Une véritable petite perquisition administrative qui se passera de l’intervention préalable du juge. Celui-ci n’interviendra de fait qu’a posteriori.
Avec de telles dispositions se prépare l’avènement d’un gigantesque contrôle parental obligatoire, piloté par le CSA, sous couvert de lutte contre la haine.
Un observatoire de la haine en ligne, un parquet spécialisé
Le même parti majoritaire veut introduire un « observatoire de la haine en ligne ». Sa mission ? Analyser « l’évolution des contenus illicites et de leur diffusion », et émettre « des propositions pour les prévenir s’appuyant, notamment, sur le suivi de la réponse pénale, des actions de sensibilisation, et de l'accompagnement des victimes. »
Remarquons que le gouvernement profite de cette fenêtre parlementaire pour intégrer un parquet et une juridiction spécialisés sur la haine en ligne. Il sera adossé « au déploiement de la future plateforme de dépôt de plainte en ligne qui résulte du nouvel article 15-3-1 du code de procédure pénale issu de la loi de programmation 2018-2022 et de réforme pour la justice ».
« Cet amendement, poursuit l’exécutif, permettra à la Chancellerie de disposer d’une base juridique solide afin de définir une politique pénale renouvelée pour lutter plus efficacement contre la cyberhaine notamment en permettant la spécialisation d’un parquet et d’une juridiction en la matière, à l’occasion du déploiement de la future plateforme de dépôt de plainte en ligne ».
Plus de pubs sur les miroirs des sites bloqués judiciairement
La proposition de loi Avia entend également faciliter les actions contre les miroirs. L’autorité administrative (sans doute l’OCLCTIC) aura la capacité de contraindre FAI et moteurs à étendre une décision aux répliques d’un site « haineux » déjà bloqué par une décision judiciaire.
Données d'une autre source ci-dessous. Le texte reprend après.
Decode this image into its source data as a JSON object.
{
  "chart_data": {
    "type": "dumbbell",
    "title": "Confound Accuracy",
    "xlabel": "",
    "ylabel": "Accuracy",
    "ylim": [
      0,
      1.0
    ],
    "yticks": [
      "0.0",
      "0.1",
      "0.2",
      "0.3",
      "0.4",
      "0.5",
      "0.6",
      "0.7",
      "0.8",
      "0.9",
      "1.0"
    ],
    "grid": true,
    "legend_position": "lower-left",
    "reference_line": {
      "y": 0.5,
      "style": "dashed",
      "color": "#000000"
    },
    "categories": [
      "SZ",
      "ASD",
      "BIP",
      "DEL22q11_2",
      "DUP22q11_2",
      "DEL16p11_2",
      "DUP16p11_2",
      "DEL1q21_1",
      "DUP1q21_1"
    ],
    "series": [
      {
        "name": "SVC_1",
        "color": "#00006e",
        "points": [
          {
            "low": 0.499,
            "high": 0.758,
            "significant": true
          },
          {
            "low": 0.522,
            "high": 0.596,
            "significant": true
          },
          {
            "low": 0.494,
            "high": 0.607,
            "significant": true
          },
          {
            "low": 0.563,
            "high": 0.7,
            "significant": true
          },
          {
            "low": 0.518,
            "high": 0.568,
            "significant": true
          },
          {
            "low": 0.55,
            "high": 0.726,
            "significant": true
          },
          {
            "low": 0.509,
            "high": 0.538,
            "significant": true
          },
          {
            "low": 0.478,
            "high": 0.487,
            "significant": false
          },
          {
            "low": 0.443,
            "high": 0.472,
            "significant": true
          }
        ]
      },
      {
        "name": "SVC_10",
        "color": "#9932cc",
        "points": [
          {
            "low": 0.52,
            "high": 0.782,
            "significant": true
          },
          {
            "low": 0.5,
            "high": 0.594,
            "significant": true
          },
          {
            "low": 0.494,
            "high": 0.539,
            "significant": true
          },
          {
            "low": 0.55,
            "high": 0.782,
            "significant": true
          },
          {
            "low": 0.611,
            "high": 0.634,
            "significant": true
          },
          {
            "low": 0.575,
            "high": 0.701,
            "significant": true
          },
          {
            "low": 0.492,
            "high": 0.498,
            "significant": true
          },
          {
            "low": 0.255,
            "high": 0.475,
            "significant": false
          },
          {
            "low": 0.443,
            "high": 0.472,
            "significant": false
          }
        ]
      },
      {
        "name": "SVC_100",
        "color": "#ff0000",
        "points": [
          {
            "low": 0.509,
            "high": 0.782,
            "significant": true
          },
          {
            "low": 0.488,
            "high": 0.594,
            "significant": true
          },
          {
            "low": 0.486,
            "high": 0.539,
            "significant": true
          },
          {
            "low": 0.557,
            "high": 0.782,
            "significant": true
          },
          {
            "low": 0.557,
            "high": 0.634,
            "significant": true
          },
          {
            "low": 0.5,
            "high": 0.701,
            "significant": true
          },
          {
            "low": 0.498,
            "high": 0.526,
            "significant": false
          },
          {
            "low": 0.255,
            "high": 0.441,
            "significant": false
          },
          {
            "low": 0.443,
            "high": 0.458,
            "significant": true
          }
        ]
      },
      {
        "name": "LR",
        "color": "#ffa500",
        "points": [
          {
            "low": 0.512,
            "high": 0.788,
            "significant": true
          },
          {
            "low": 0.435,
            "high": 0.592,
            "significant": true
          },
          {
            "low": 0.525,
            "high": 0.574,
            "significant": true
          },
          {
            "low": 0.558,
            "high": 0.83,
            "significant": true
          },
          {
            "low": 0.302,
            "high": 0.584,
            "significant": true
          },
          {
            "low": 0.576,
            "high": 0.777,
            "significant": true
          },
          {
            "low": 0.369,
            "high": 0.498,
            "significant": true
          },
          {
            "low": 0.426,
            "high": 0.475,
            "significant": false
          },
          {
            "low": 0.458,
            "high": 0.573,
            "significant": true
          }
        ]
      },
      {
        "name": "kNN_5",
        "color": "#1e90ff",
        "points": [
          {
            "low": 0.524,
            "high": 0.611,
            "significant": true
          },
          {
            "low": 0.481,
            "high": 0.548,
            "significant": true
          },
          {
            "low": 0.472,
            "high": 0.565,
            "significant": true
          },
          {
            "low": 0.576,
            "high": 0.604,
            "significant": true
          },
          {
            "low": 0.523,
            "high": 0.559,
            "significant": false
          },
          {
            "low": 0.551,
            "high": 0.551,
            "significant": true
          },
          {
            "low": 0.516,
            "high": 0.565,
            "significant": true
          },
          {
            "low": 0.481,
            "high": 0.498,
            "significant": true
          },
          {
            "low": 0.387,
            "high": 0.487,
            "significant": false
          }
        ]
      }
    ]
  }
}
Le groupe LREM veut muscler cette mesure par le concept de « follow the money » : « Dès lors qu’un site aura été condamné par la justice pour diffusion des contenus de haine visés par la présente loi et dont les sites « miroirs » auront, le cas échéant, été également bloqués à la demande de l’autorité administrative, les annonceurs et les prestataires de services de publicité en ligne sont tenus de ne pas diffuser leurs campagnes de communication sur ces sites spécifiquement identifiés et pour la durée prévue par le juge et l’autorité administrative ».
Les sociétés qui oublient cette interdiction pourront être sanctionnées par une amende.
Les autres amendements n’ont que peu, voire aucune chance de passer. Éric Ciotti veut par exemple contraindre les plateformes intermédiaires à glaner de chaque utilisateur souhaitant accéder à leurs services, une pièce d’identité.
« Concrètement, si un individu veut ouvrir un compte Twitter, Facebook, etc.… il devra au préalable fournir une pièce d’identité au site Internet ainsi qu’une déclaration de responsabilité pour les propos qu’il tient, assure l'élu LR dans l'exposé des motifs. L’objectif est double : celui qui publie un message sera non seulement identifiable immédiatement, mais aussi responsable des contenus qu’il aura publiés. Cela sera de nature à remédier au sentiment d’impunité qui existe pour les auteurs de propos haineux sur Internet ».
Il veut également que les plateformes qui ne suppriment pas un contenu soient condamnées à un maximum non de 1,25 million d’euros, mais 37,5 millions d’euros, « conformément aux recommandations du rapport visant à renforcer la lutte contre le racisme et l’antisémitisme sur Internet de septembre 2018. »
Ces dernières propositions vouées à l’échec ont une utilité : faire passer les autres dispositions comme plus douces, plus sympathiques.